Nadar es como una oración:
las manos se unen y se separan,
se unen y se separan,
casi sin fin»,
escribe Adam Zagajewski en su libro Deseo, traducido por Xavier Farré y publicado por Acantilado cuando todavía vivía Jaume Vallcorba. Hasta esta tarde tórrida de Madrid yo no supe qué era en realidad nadar.

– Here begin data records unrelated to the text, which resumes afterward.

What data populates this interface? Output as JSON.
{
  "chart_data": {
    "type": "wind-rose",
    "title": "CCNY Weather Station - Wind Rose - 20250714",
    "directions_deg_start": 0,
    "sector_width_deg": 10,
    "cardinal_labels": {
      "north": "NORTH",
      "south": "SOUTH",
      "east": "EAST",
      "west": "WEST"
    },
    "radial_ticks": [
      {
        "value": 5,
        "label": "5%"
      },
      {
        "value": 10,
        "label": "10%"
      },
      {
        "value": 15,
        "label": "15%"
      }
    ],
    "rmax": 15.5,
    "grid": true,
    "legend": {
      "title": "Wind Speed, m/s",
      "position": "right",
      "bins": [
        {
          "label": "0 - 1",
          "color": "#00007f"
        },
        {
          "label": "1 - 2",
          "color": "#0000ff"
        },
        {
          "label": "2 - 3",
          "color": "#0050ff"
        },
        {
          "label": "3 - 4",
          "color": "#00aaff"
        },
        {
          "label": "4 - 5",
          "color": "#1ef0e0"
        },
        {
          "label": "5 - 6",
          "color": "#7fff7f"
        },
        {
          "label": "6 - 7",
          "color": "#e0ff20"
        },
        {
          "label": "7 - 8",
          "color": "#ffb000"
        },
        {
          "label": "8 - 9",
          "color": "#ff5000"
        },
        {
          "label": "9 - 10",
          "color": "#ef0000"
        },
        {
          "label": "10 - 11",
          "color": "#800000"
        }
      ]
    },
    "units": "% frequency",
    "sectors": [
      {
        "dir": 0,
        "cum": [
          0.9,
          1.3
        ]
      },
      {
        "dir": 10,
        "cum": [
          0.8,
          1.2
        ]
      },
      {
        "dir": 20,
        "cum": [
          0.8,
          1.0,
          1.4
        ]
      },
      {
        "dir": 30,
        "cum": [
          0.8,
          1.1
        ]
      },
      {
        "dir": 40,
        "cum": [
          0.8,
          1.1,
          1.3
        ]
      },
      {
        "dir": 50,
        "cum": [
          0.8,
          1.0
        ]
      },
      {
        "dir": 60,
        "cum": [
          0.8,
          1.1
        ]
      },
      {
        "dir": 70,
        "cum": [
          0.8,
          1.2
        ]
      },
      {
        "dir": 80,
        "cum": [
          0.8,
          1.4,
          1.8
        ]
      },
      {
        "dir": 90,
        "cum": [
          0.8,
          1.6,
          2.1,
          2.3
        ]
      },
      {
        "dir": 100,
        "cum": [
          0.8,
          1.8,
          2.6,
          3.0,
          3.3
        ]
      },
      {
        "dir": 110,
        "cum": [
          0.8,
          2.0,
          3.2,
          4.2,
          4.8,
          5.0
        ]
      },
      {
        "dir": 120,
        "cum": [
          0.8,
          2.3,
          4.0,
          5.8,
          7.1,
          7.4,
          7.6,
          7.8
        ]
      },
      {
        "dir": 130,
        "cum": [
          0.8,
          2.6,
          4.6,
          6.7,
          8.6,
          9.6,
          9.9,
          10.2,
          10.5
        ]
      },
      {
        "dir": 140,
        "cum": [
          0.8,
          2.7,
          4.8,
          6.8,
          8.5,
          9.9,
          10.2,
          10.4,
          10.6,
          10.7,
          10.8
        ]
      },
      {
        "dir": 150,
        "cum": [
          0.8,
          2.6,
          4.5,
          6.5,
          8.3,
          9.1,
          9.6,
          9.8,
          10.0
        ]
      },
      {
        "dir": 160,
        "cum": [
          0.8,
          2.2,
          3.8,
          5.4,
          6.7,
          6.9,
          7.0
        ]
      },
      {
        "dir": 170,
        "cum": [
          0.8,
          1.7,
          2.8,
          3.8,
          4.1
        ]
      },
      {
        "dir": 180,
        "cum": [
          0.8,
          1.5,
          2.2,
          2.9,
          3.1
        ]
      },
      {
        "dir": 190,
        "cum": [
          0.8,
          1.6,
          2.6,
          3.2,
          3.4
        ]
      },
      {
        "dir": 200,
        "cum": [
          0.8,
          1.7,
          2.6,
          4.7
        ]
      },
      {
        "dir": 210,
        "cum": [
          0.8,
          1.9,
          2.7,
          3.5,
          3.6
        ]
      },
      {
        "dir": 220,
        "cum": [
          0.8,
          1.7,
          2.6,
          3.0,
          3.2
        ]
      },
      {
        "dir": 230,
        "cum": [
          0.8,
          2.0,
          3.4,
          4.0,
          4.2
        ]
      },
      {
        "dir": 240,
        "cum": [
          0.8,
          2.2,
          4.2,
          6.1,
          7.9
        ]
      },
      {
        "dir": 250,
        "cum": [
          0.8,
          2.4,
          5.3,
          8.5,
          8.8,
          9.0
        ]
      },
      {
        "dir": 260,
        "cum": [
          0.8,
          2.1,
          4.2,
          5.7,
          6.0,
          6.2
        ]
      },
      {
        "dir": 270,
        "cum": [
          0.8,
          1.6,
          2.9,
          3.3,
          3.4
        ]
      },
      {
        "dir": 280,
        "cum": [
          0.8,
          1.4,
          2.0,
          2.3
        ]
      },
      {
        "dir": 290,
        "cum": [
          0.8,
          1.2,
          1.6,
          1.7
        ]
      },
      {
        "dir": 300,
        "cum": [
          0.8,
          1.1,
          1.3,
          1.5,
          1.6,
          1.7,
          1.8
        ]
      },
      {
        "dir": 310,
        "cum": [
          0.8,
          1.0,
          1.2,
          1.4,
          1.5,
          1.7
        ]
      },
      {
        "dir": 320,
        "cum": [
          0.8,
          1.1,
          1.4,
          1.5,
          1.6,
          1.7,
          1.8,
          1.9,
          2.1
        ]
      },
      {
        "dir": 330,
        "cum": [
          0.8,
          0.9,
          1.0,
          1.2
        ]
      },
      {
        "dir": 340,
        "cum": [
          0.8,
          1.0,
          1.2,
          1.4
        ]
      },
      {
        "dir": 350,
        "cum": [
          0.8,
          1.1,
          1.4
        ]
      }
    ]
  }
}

He vuelto a leer a Ivo Andric después de mucho tiempo. La casa aislada y otros relatos, que acaba de publicar la Editorial Encuentro, me ha permitido volver a mi querida Sarajevo. Ojalá hubiera conocido y leído este libro entonces, en aquellos duros y tristes años de 1992 y 1993, en pleno sitio, en plena guerra. En ‘Amores’, dice: «La mujer se levantó como un resorte, se desplazó levemente, y se levantó la falda, con soltura y naturalidad, como hacen las mujeres del pueblo antes de cruzar un riachuelo». La imagen salta a la vista. Me recordó de pronto la estampa de unas mujeres mozambiqueñas lavando en el Zambeze, y refrescándose, y de cómo le sugerí a mi chófer, que me llevó desde Maputo a Inhambane, que se trajera algo que leer, ya que entre entrevista y entrevista podía pasar mucho tiempo, largas esperas. Para mi sorpresa se presentó con El proceso, de Kafka, en portugués.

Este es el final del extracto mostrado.